Exploitation de mines souterraines et Système de responsabilité interne

En 1976, James Ham a présenté le concept du Système de responsabilité interne (SRI) à l'Ontario par l'entremise du rapport de la Royal Commission on the Health and Safety of Workers in Mines[17]. C'est à la Commission Ham que l'on doit l'entrée en vigueur de la Loi sur la santé et la sécurité au travail (LSST) en 1979. La LSST prévoit l'établissement et le maintien du Système de responsabilité interne, en énonçant, par exemple, des responsabilités et des fonctions spécifiques destinées aux parties sur les lieux de travail. Ayant donné naissance au Système de responsabilité interne, le secteur minier n'a jamais cessé d'étudier les concepts du SRI et, bien que les lieux de travail des mines souterraines présentent des caractéristiques uniques qui affectent la manière dont se caractérise le SRI, l'expérience du secteur minier pourrait s'avérer utile à d'autres secteurs.

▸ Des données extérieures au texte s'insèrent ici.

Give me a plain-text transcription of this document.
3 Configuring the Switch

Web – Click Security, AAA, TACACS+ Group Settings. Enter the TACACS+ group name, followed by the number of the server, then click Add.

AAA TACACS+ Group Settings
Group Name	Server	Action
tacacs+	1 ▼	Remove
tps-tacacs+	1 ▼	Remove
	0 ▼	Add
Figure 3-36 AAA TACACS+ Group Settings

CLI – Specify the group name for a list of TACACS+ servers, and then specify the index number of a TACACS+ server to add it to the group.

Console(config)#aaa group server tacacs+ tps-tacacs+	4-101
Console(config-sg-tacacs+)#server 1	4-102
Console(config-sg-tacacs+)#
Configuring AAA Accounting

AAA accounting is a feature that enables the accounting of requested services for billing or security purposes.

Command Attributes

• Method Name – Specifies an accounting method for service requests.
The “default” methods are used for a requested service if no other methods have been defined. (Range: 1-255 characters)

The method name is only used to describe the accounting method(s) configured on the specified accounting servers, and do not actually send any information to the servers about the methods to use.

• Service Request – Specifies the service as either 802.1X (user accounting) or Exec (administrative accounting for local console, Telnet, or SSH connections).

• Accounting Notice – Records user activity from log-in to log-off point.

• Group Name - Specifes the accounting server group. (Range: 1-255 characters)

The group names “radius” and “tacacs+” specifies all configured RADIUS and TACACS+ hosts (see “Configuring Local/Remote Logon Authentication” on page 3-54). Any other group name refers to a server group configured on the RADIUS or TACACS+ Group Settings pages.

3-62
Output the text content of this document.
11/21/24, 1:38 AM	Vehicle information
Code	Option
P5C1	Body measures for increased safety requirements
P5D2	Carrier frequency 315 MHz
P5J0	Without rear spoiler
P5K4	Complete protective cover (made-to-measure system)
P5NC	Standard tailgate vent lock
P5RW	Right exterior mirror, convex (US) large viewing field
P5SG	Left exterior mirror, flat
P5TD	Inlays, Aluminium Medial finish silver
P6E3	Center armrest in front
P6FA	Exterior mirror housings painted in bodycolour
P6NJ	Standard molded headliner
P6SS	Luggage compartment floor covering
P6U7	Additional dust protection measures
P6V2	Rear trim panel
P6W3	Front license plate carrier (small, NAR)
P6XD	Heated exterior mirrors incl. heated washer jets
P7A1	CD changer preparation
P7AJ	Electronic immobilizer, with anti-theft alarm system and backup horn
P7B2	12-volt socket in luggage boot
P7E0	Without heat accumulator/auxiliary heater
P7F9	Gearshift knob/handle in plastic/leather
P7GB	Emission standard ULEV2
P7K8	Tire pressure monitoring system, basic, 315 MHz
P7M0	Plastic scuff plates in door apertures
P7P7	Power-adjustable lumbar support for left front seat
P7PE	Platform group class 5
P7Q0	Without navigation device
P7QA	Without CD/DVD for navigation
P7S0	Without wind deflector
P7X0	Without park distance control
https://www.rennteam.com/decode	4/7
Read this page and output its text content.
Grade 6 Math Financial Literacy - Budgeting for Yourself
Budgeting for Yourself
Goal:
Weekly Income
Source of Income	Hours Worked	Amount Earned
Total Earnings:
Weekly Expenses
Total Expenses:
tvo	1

Le présent Examen a donné l'occasion au secteur minier d'examiner les concepts créés il y a près de 40 ans.

Enjeu

Bien que le langage utilisé dans la LSST ait été façonné par les concepts du SRI énoncés dans le rapport de la Commission Ham, la Loi ne mentionne ni ne définit le Système de responsabilité interne, et elle n'indique pas non plus précisément qu'un article de la LSST porte sur le SRI. Toutefois, on considère très fréquemment les articles de la LSST portant sur les responsabilités et les droits des parties sur les lieux de travail comme les articles de la Loi qui traitent du SRI.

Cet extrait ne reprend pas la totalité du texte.